The commission will argue that an employer may lawfully introduce temporary arrangements to protect the pay of existing employees, most often men in these circumstances. But, and it's a crucial caveat, the employer will have to show that their aim is to eliminate unequal pay as soon as possible, and they will disadvantage the women as little as possible.

It's not possible to deliver equal pay in local government overnight. The total bill to councils will, it is thought, come to £3bn. In some circumstances, transitional arrangements, and we really are talking about finite periods of time here, may be a necessary step to stamp out inequality. Without this, the ability of unions and employers to find practical, sensible settlements could be limited.
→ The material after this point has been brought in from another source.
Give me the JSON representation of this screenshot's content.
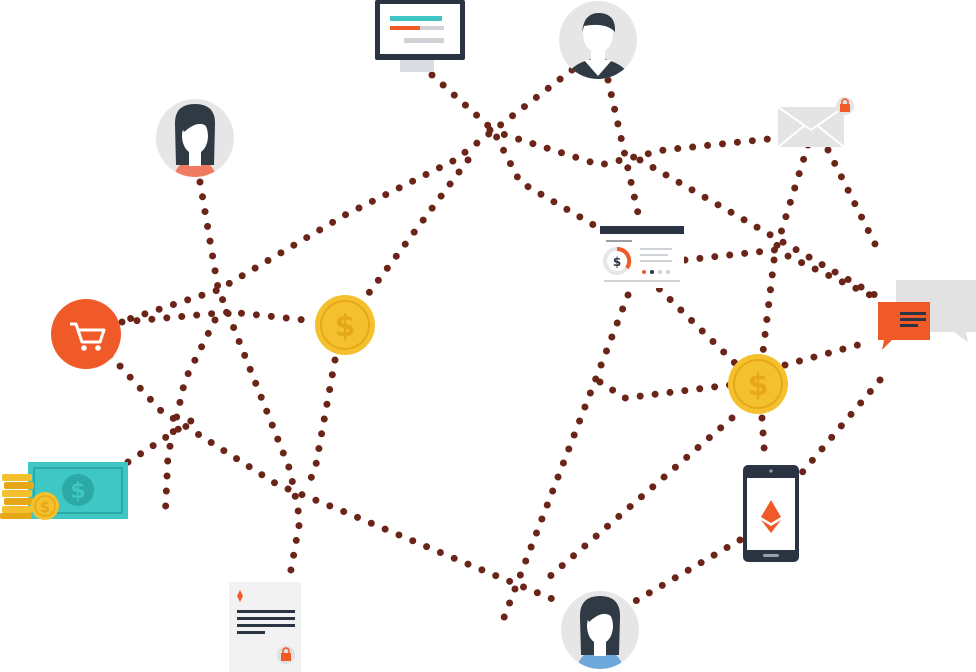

Just as Dickens' classic is an assault on the British judiciary, surely the equal pay crisis exposes the flaws of the antiquated Equal Pay Act. It has certainly reached its sell-by date.

If we're really serious about a long-term solution, we should scrap it in favour of modern legislation to get women a fair deal quickly. A key change would be the introduction of representative actions, where hundreds of cases could be heard at the same time. We believe representative actions could reduce the number of equal pay claims by 90%, from 150,000 to a much more manageable 11,000.

It's time to dump the bureaucracy, scrap the paperwork and free the lawyers to fight over something else. Let's move things along. Today, the commission is calling on employers, unions, and all those who have a stake in this issue to join us for a high-level summit to debate solutions. I hope together we will write a different ending to this story than the benighted residents of Bleak House.